In Scott Shreeve, MD’s recent piece on “The Allure and the Illusion of Care,” he takes aim at the idea that we can take shortcuts to effective care. Go read it. Seriously. Just stop reading this and go.

“What I see from the current industry narrative is the allure of care—“Hey, we can do this virtually only,” or “Hey, my chatbot will intervene at the right point,” or “Hey, my AI magic unicorn thingamabob will bolt onto your cerebral cortex and send you the signal,” and other related alternative realities. But, I believe this thinking leads to an illusion of care that the industry should be wide-eyed about, including patients who should be asking questions, pushing back and demanding real care on their terms which leads to optimal health. More fragmentation by more tech, further distance and displacement of real relationships, and more noise and nonsense without addressing the actual delivery of care by actual providers is a problem that I think should be put front and center of the conversation.”

- Scott Shreeve, MD

Private Equity/VC vs. NGOs/grants/philanthropy

I happen to agree with Dr. Shreeve that the best place to start is with the provider team. But, what’s the best way to make these efforts reality?

I have seen a lot of conversation lately around the “best” way to innovate and where the financing “should” come from. Much of the thinking I have come across has been from people with little experience on both sides of the VC-PE/nonprofit-philanthropy fence. Lots of posts from academics and leaders from large, staid institutions warn of the corrosive effect of venture capital and private equity. Members of the world of startups and disruption have fired back with some hot takes of their own. They’re both right. Or, as Doc Shreeve sees it, they’re all wrong.

Having worked in a large organization that was attempting to cultivate innovation and having raised VC funding, I can say that the limitations are very, very similar. The idea that VC or PE funding can be corrosive to a mission-driven organization is widely-accepted, but what is less obvious is the way that the same short-sighted, hubris-driven thinking is pervasive in every system.

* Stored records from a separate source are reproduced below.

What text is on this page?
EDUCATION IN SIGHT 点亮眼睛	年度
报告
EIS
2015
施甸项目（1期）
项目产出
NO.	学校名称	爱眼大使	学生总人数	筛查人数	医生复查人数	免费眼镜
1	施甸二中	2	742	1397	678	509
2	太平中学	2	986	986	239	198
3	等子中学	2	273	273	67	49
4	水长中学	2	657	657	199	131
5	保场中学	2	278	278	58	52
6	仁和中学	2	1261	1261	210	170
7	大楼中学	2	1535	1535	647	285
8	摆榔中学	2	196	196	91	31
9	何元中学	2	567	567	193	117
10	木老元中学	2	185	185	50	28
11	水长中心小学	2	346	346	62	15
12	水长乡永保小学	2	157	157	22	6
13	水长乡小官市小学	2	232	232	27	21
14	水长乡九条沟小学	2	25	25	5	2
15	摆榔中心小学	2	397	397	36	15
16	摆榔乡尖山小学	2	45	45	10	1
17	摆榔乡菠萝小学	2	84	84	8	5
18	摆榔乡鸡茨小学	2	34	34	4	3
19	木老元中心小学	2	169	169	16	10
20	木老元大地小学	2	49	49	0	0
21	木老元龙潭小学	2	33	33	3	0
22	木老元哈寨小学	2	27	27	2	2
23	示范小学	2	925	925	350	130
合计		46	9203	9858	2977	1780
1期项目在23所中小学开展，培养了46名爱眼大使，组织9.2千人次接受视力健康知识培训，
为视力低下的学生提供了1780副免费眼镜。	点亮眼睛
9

In my experience it is uniquely difficult in nonprofit service organizations because the prevailing attitude is one that denies the very existence of these compromises.

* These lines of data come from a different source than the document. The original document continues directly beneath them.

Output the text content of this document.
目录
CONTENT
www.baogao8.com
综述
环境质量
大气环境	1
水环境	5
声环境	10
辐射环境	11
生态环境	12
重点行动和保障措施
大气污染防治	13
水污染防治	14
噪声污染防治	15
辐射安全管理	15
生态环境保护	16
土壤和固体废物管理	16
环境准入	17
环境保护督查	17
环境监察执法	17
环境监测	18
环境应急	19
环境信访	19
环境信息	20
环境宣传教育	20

The market forces one meets while pitching institutional investors are mirrored within most large organizations. What you see as patterns in the market, especially in the investor market, is what you see play out in organizational leadership. What is a vested interest in protecting an investment in adjacent verticals in a VC portfolio isn’t terribly different from an executive posturing to own a piece of the org that threatens them personally or professionally. The human ability to identify and gravitate toward that which is familiar and non-threatening while anointing it something new and bold is consistent across both settings.

The truth is we need all of it — preferably at the same time. We need the heft of academia and the moral weight of trusted institutions. We need the urgency and magnetism for raw aptitude of the best VC-funded companies. We need the grassroots credibility of neighborhood nonprofits and the global reach of world-class technology and technologists. And, we need them together.

Success in behavioral health is not unique to either setting, but rather offers us lessons in what makes fertile ground for innovation — real, honest innovation proven by the success of the individuals we serve.